The waivers are lawful if providers:

• do not regularly advertise that they’ll waive the fees;

• do not routinely offer the waivers;

• demonstrate sufficient reasons for their actions.

The third exception must be satisfied in all of the following ways:

• The provider must make an earnest effort to collect the fees before deciding on the waiver.

• The decision to waive is based on the patient’s financial need.

• The waiver complies with existing Medicare "safe harbor" standards.

Safe-harbor provisions allow providers to forgive the coinsurance under certain conditions, namely that the fees aren’t the focus of a formal pricing arrangement with a third-party payer.

Confusion may increase

The new law also raises civil penalties for violations. It hikes fines to a maximum of $10,000 per claim from the previous $2,000, and gives the government leeway to triple penalties (up from double penalties) based on the total dollar amounts of the coinsurance fees involved in the claims. It leaves open additional criminal sanctions under federal anti-fraud statutes.

Some health care attorneys say the coinsurance sections of the act may only serve to complicate an already confusing area of Medicare reimbursement. "The best way to avoid problems is by not offering the waivers at all. We generally tell our managers not to forgive the coinsurance under any circumstances," advises Lee Williams, CPAM, director of business development with Geisinger, a regional health system based in Danville, PA.

Coinsurance waivers have long been a subject of debate between providers and HCFA in Baltimore. Financial managers have never completely understood when they can legally forgive the out-of-pocket fees or even if they should waive them for any reason, Williams says.

Although safe harbors provide some latitude, many facilities allegedly have ignored or misinterpreted them, according to some industry insiders.
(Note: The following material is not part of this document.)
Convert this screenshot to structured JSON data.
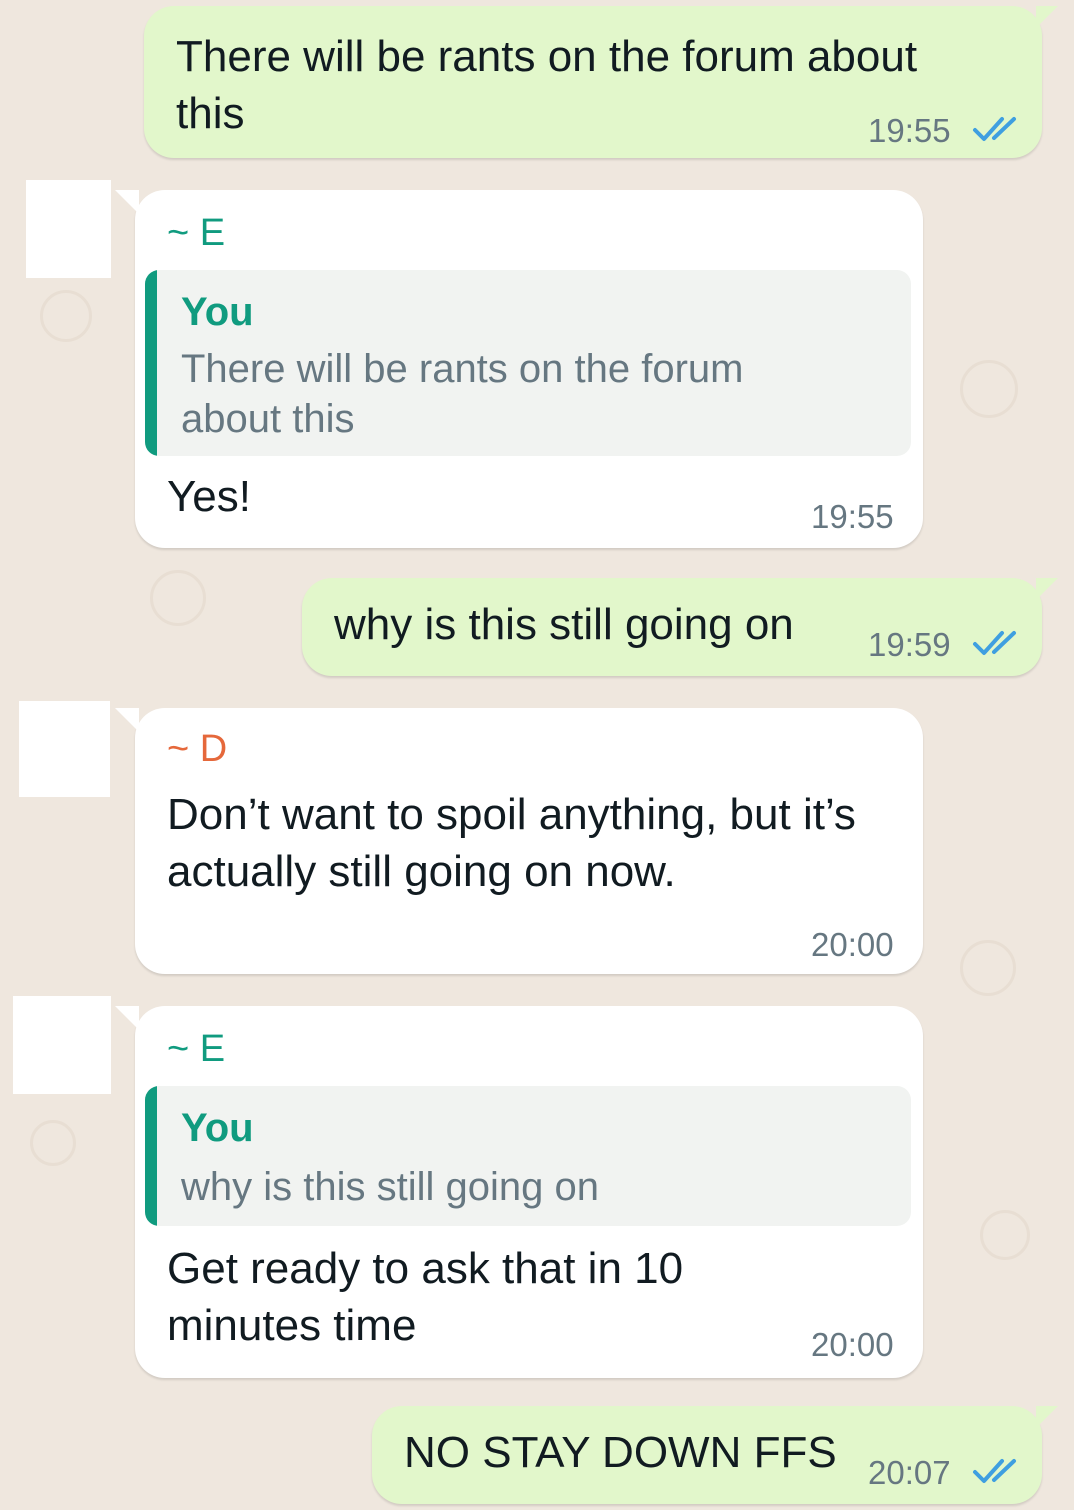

Some providers may be abusing the practices, acknowledges Jim Whicker, CPAM, director of electronic data interchange at Intermountain Health Care in Salt Lake City. But he says the fees are usually forgiven only when a patient can’t pay at registration or reneges on a promise to pay. Usually, "The sums are waived after efforts to collect are exhausted," says Whicker. (For practical tips on complying with the Kennedy-Kassebaum legislation, see the suggestions below.)

Safe harbor provisions specifically limit coinsurance waivers to situations that don’t constitute a formal "price reduction agreement between a hospital [or other Part A provider] and a third-party payer."1 But they also exempt Medicare SELECT, a form of supplemental insurance offered by private insurers, which offers services through a network of preferred providers.2

Private carriers and some providers have allegedly used Medicare SELECT as the basis for sidestepping prohibitions and waiving the coinsurance to help build referrals, attorneys say. But facility financial managers have wondered at their own role when waivers are initiated by insurers and written into payer contracts.
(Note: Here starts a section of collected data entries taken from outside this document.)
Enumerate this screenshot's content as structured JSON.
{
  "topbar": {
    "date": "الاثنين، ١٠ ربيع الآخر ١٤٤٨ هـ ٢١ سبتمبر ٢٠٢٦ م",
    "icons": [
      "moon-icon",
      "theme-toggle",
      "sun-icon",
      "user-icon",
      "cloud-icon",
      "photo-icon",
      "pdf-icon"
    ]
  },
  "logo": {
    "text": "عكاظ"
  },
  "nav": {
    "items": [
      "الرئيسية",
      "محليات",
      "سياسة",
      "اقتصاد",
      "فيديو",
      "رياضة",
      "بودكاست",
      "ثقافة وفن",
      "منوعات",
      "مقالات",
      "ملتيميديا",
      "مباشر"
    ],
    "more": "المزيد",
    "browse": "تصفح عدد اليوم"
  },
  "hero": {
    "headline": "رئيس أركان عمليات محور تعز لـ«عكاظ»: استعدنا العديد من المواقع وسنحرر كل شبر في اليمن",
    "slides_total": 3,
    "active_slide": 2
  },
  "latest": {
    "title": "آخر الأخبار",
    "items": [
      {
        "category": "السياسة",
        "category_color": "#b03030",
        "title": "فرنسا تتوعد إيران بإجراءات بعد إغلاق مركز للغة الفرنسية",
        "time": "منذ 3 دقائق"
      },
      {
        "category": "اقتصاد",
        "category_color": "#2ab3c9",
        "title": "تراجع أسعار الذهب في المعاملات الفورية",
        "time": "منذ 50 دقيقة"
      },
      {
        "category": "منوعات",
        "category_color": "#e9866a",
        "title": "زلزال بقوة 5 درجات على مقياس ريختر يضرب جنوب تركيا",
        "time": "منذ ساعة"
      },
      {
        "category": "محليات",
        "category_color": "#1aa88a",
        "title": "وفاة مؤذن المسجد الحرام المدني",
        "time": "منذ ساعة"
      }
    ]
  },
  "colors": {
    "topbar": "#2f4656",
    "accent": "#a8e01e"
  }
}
Providers are being warned

Under Kennedy-Kassebaum, Congress is apparently attempting to strengthen existing safe harbors in hopes of clarifying past uncertainty, Teplitzky says. But the government also is warning providers that routine waivers are unlawful and is imposing stiffer monetary penalties to get out the message.

Nevertheless, some facilities inevitably will continue to puzzle over compliance, Teplitzky adds. For example: How much effort to collect the fees will satisfy the statute? Will a provider be liable if an insurer routinely advertises the waiver and then refers a patient?

Furthermore, "How do you justify the time and expense of going after a multitude of $3 copays to avoid breaking the law?" asks Whicker of Intermountain.

To help answer these questions, the statute directs the Department of Health and Human Services to solicit advisory opinions and ideas annually.


1. 56 Fed Reg (July 29, 1991) 35,952-35,962.

2. 61 Fed Reg (Jan. 25, 1996) 2,122-2,123.